Among hundreds of comments posted on The Washington Post Web site, many Virginia residents and others praised Webb's courage in standing up to Bush.

"Webb is someone who is going to bring things to [Bush's] attention and let him know that not all these fawning bureaucrats represent what's going on in the nation," said Robert A. Brunner, 79, a retired chef in Fossil, Ore.

"You get the impression that these are all back-slapping cronies and wheeling dealing" in Washington, Brunner said. "I really think he needs someone to pull him up short and say, 'Hey, this is reality.' "

John Zemler, 45, a retired Army captain who teaches scripture and theology at Marquette University, said he was impressed by Webb's rejection of the niceties of Capitol Hill politics.

"I hate when someone campaigns on being different, and then they go to Washington and they're just another gray suit with a red or blue tie," he said. "I don't see that in Jim Webb."

But the conversation rankled others in the country, who said the president was trying to be kind by asking about Webb's son.

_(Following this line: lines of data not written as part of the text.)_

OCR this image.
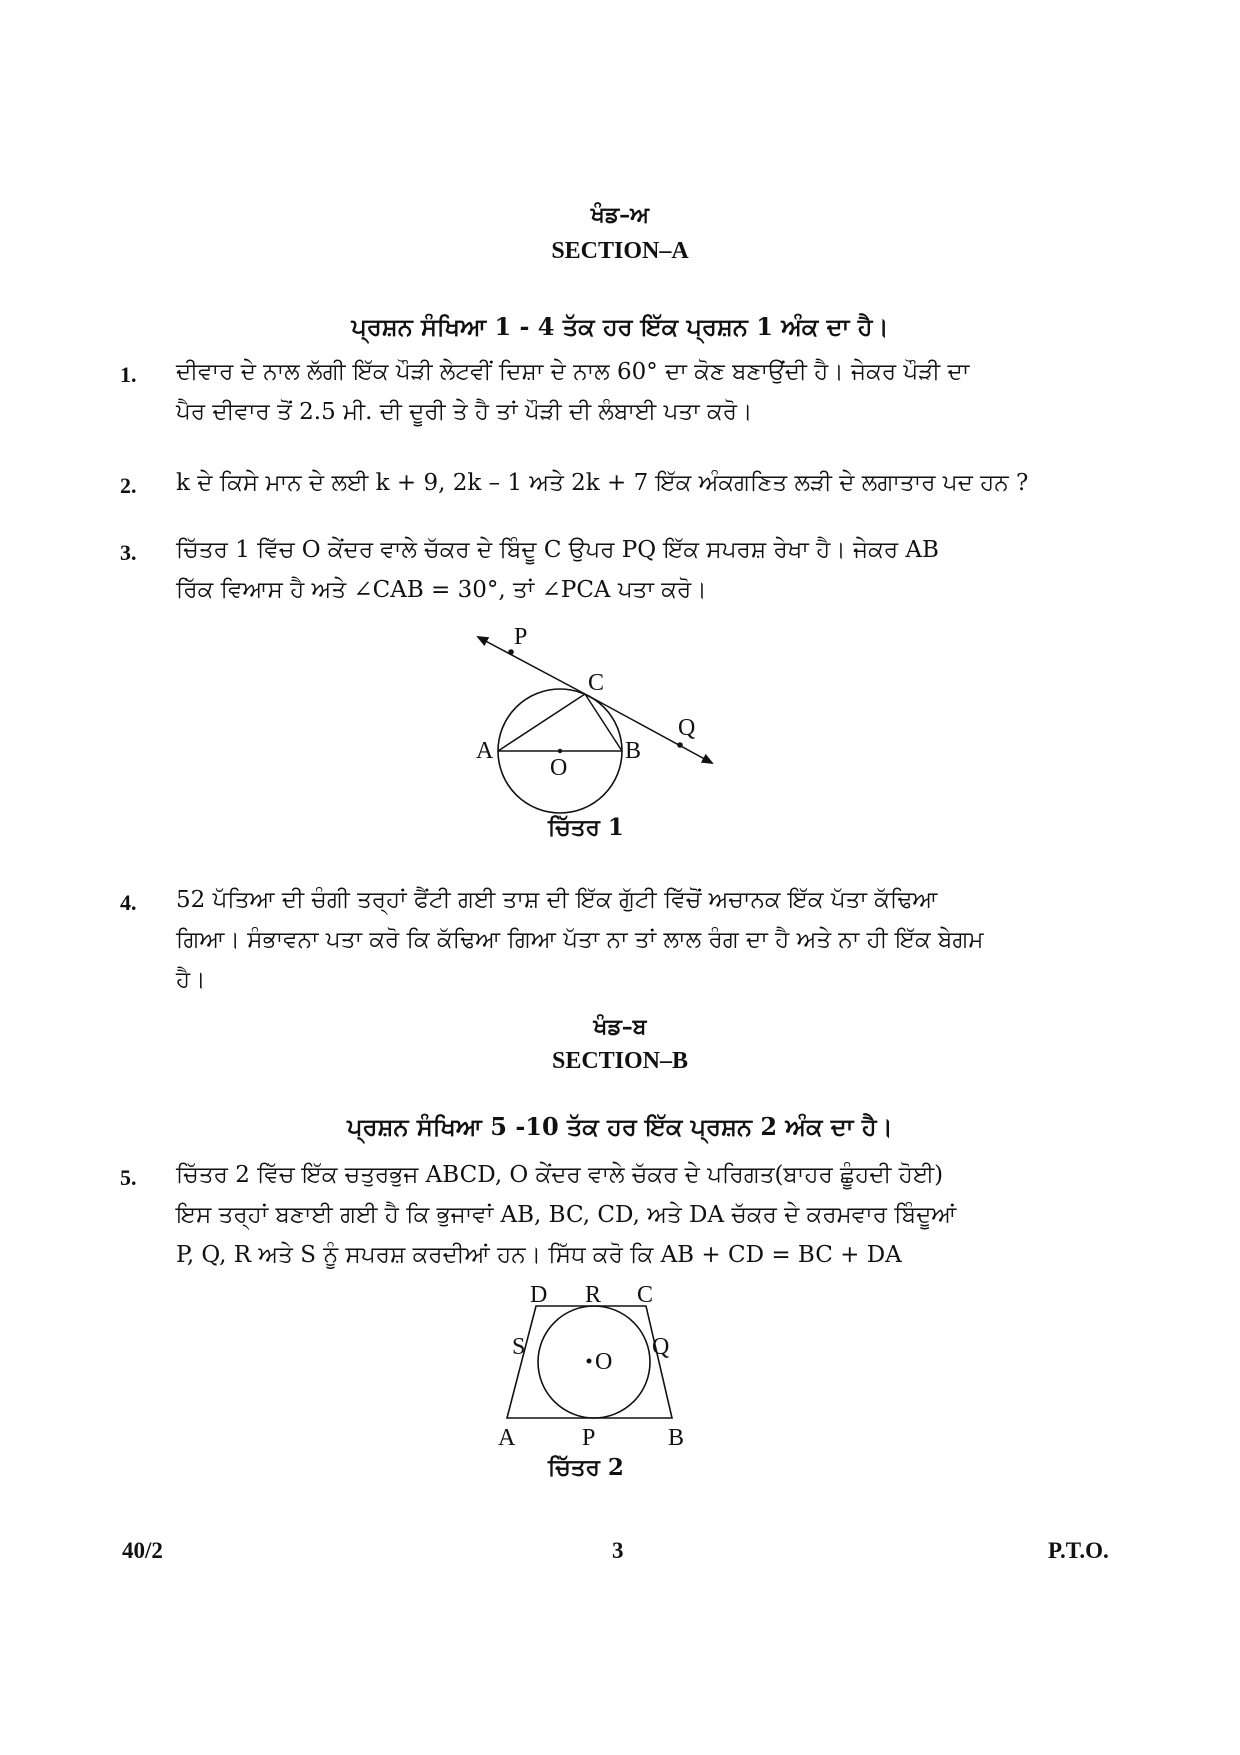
ਖੰਡ–ਅ
SECTION–A
ਪ੍ਰਸ਼ਨ ਸੰਖਿਆ 1 - 4 ਤੱਕ ਹਰ ਇੱਕ ਪ੍ਰਸ਼ਨ 1 ਅੰਕ ਦਾ ਹੈ।
1. ਦੀਵਾਰ ਦੇ ਨਾਲ ਲੱਗੀ ਇੱਕ ਪੌੜੀ ਲੇਟਵੀਂ ਦਿਸ਼ਾ ਦੇ ਨਾਲ 60° ਦਾ ਕੋਣ ਬਣਾਉਂਦੀ ਹੈ। ਜੇਕਰ ਪੌੜੀ ਦਾ
ਪੈਰ ਦੀਵਾਰ ਤੋਂ 2.5 ਮੀ. ਦੀ ਦੂਰੀ ਤੇ ਹੈ ਤਾਂ ਪੌੜੀ ਦੀ ਲੰਬਾਈ ਪਤਾ ਕਰੋ।
2. k ਦੇ ਕਿਸੇ ਮਾਨ ਦੇ ਲਈ k + 9, 2k – 1 ਅਤੇ 2k + 7 ਇੱਕ ਅੰਕਗਣਿਤ ਲੜੀ ਦੇ ਲਗਾਤਾਰ ਪਦ ਹਨ ?
3. ਚਿੱਤਰ 1 ਵਿੱਚ O ਕੇਂਦਰ ਵਾਲੇ ਚੱਕਰ ਦੇ ਬਿੰਦੂ C ਉਪਰ PQ ਇੱਕ ਸਪਰਸ਼ ਰੇਖਾ ਹੈ। ਜੇਕਰ AB
ਰਿੱਕ ਵਿਆਸ ਹੈ ਅਤੇ ∠CAB = 30°, ਤਾਂ ∠PCA ਪਤਾ ਕਰੋ।
P
C
Q
A
O
B
ਚਿੱਤਰ 1
4. 52 ਪੱਤਿਆ ਦੀ ਚੰਗੀ ਤਰ੍ਹਾਂ ਫੈਂਟੀ ਗਈ ਤਾਸ਼ ਦੀ ਇੱਕ ਗੁੱਟੀ ਵਿੱਚੋਂ ਅਚਾਨਕ ਇੱਕ ਪੱਤਾ ਕੱਢਿਆ
ਗਿਆ। ਸੰਭਾਵਨਾ ਪਤਾ ਕਰੋ ਕਿ ਕੱਢਿਆ ਗਿਆ ਪੱਤਾ ਨਾ ਤਾਂ ਲਾਲ ਰੰਗ ਦਾ ਹੈ ਅਤੇ ਨਾ ਹੀ ਇੱਕ ਬੇਗਮ
ਹੈ।
ਖੰਡ–ਬ
SECTION–B
ਪ੍ਰਸ਼ਨ ਸੰਖਿਆ 5 -10 ਤੱਕ ਹਰ ਇੱਕ ਪ੍ਰਸ਼ਨ 2 ਅੰਕ ਦਾ ਹੈ।
5. ਚਿੱਤਰ 2 ਵਿੱਚ ਇੱਕ ਚਤੁਰਭੁਜ ABCD, O ਕੇਂਦਰ ਵਾਲੇ ਚੱਕਰ ਦੇ ਪਰਿਗਤ(ਬਾਹਰ ਛੂੰਹਦੀ ਹੋਈ)
ਇਸ ਤਰ੍ਹਾਂ ਬਣਾਈ ਗਈ ਹੈ ਕਿ ਭੁਜਾਵਾਂ AB, BC, CD, ਅਤੇ DA ਚੱਕਰ ਦੇ ਕਰਮਵਾਰ ਬਿੰਦੂਆਂ
P, Q, R ਅਤੇ S ਨੂੰ ਸਪਰਸ਼ ਕਰਦੀਆਂ ਹਨ। ਸਿੱਧ ਕਰੋ ਕਿ AB + CD = BC + DA
D R C
S	Q
O
A	P	B
ਚਿੱਤਰ 2
40/2	3	P.T.O.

Many said Webb's responses violated basic tenets of politeness and respect for the presidency.

In an opinion piece published Friday in the Washington Times, R. Emmett Tyrrell Jr., a founder of the conservative American Spectator newspaper, compared Webb to Sens. Hillary Rodham Clinton (N.Y.) and John F. Kerry (Mass.), National Committee Chairman Howard Dean, former vice president Al Gore and "so many other Democratic notables as a rebarbative blowhard with whom you would not want to share a gondola."

Tyrrell accused Webb of "boorish behavior" and said he "is going to be a vast source of amusement, and he will fit in nicely with the unpleasant pols whose political base is the Angry Left."

Teri Meintel, 47, a health-care worker from Richmond, was equally critical of Webb.

A single mother of six and the daughter of a military father, she said that she was embarrassed for Virginians and that Webb treated the president with disrespect.

"It was such a Dixie Chick thing to do," she said, referring to the band whose lead singer was ridiculed for insulting Bush in 2003. "Nothing personal against the Dixie Chicks. But you can have all the opinion you want that he's wrong. But he's still the president."

Meintel, whose son is in the military serving in Kosovo, said Webb's reaction to Bush's question seemed designed to make a point.

"I think that 'How's your son doing?' is the most bipartisan thing the president could ask him," Meintel said Friday. "What else is he supposed to say?"